Последние пять лет наиболее знатные носили лиловое, желтое и серебро (сочетание и само-то по себе коварное, а уж для тощих и бескровных дев — и вовсе противопоказанное). Оно не шло почти никому, бледнило и уродовало, однако (вопреки здравому смыслу), бароны и баронессы, графы и графини, виконты и виконтессы, герцоги и герцогини и, конечно же, принцы и принцессы крови со стоицизмом мучеников и мучениц следовали Моде, почитая ее ничуть не менее (если — Господи, прости! — не более), чем Святое Писание.
Затем по всем королевским дворам со скоростью и безжалостностью вихря, урагана, смерча пронеслось новое увлечение — выходить замуж исключительно за крестоносцев. И чем длинней был послужной список предполагаемого жениха, чем больше городов, больших и малых, он посетил, освободил и попутно разграбил, чем большим числом шрамов было исполосовано его тело, тем выше он котировался среди знатных и просто очень богатых девиц на выданье. Графиня Марта, благородная сеньора У’Ксус-Вини, и тут не стала исключеньем.
Но все это, как оказалось, были еще «цветочки». Двоюродная сестра ныне правящего монарха, короля Руфина V-го Долготерпеливого (злые языки поговаривали, что сие прозвище он получил благодаря своей драгоценной сестрице — именно благодаря ей, которая испытывала его терпение по сто раз на дню), так вот! она и только она могла додуматься ввести в обиход искусно выточенные и ярко раскрашенные головы страшилищ и монстров. Новая мода неукоснительно (не-у-кос-ни-тель-но!) предписывала каждому титулованному господину (госпоже) украшать ими свою спальню.

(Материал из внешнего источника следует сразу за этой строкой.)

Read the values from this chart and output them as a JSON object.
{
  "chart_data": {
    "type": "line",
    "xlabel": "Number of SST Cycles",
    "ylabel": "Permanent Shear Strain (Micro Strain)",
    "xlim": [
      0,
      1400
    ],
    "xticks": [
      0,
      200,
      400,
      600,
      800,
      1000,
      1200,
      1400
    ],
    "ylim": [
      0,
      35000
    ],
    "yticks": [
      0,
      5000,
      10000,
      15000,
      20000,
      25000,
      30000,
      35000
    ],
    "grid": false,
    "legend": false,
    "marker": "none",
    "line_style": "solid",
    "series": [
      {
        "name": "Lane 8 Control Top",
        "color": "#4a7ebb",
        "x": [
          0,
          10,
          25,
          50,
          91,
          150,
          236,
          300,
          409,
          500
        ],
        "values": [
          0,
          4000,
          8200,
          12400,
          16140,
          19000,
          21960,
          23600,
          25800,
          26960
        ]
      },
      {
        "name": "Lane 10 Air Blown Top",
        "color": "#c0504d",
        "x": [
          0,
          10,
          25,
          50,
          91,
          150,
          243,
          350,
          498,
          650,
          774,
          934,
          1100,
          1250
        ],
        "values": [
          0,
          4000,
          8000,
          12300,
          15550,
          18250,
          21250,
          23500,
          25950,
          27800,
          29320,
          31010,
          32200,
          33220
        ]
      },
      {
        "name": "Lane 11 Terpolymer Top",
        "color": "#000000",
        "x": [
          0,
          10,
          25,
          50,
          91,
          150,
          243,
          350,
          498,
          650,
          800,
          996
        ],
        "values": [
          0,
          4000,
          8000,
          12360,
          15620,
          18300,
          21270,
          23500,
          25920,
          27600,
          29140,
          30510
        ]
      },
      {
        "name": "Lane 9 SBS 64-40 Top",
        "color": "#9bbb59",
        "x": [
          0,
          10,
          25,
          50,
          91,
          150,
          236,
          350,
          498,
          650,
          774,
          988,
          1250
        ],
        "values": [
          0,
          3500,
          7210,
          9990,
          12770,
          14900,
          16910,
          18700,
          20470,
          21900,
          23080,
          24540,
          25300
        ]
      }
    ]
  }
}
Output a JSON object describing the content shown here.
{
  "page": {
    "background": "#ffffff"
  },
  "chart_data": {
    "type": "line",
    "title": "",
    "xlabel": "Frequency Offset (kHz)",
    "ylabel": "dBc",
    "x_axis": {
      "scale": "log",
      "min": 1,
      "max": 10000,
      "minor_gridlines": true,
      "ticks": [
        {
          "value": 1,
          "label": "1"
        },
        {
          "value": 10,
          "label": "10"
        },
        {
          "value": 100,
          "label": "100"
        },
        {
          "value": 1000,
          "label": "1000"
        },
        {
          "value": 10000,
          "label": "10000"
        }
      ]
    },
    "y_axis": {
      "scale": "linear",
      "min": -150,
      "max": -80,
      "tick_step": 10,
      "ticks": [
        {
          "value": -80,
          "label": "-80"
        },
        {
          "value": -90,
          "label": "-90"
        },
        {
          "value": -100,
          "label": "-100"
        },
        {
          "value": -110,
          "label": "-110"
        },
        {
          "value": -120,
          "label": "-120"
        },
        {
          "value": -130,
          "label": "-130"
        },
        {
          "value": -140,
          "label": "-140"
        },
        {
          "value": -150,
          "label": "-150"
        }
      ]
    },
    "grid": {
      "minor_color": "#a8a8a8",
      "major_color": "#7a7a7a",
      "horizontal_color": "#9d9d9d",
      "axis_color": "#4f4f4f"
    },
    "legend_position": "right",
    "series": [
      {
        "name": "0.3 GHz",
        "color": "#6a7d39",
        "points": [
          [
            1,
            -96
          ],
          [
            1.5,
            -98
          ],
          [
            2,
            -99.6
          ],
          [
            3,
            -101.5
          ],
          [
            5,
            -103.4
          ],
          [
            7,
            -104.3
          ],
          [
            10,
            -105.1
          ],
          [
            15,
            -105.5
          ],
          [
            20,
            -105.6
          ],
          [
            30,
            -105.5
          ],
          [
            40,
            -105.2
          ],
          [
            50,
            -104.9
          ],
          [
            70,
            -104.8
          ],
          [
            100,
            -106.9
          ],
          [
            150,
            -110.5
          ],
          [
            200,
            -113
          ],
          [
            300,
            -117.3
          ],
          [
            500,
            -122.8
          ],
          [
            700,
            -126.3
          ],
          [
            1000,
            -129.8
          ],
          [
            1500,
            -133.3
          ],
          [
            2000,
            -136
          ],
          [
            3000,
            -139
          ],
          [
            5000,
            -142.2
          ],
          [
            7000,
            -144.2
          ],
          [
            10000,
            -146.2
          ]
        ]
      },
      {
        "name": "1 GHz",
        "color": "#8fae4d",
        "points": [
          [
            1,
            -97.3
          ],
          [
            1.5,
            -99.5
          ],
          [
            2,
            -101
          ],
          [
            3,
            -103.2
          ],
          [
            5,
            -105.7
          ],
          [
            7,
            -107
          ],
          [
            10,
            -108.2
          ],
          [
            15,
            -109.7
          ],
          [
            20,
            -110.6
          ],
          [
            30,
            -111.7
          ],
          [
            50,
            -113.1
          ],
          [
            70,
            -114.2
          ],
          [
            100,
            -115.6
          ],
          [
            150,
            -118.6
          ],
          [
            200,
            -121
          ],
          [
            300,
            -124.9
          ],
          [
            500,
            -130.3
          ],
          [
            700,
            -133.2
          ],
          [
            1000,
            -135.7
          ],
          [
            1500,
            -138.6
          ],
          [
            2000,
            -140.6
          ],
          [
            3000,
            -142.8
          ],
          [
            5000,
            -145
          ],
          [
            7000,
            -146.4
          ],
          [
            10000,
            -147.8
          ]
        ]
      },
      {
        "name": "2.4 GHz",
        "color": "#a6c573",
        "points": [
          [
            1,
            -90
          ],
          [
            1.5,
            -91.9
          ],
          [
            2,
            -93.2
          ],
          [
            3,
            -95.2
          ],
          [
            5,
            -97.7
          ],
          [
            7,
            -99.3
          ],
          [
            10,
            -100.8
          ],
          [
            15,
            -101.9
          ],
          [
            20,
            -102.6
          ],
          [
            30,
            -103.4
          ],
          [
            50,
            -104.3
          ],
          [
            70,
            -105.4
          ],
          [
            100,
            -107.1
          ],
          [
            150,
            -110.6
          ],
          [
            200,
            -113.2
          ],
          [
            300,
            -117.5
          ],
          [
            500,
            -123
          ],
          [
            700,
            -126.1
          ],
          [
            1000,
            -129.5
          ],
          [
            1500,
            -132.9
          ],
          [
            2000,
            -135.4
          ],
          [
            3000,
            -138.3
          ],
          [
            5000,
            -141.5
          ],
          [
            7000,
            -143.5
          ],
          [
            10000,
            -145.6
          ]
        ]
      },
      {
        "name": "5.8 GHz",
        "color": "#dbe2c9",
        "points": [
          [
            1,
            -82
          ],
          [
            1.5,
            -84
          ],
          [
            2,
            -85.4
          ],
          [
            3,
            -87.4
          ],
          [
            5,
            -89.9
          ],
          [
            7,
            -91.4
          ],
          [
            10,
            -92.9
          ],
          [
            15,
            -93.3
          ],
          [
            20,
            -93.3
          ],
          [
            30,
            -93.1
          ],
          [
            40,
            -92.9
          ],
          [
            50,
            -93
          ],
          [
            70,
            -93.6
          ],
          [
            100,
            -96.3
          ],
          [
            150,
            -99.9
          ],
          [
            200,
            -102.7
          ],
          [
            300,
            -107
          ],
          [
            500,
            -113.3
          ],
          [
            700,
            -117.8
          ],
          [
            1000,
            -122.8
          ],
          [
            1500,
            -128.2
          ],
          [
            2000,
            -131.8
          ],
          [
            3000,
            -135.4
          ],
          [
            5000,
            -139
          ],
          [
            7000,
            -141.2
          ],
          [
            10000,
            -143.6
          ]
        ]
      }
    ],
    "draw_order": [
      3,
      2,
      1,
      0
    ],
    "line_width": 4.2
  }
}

Священнослужители тут же, в очередной раз, предали ее анафеме (разумеется, моду, а не великую герцогиню), что придало «последним веяниям» аромат греховности и соблазна. Запретный плод, как известно, сладок: на следующий же день после оглашения «приговора» придворные буквально сбились с ног в поисках наиболее жутких харь из дерева, железа, серебра либо золота. Кто не мог найти готовые — заказывал их резчикам, ювелирам и златокузнецам. Поднялся страшный переполох. Многие уже не могли заснуть, если на самом видном месте их спальни не скалила зубы какая-нибудь морщинистая, пятнистая рожа с налитыми кровью выпученными глазищами и ошметками сине-зеленых (либо желто-серых) волос на бугристом затылке.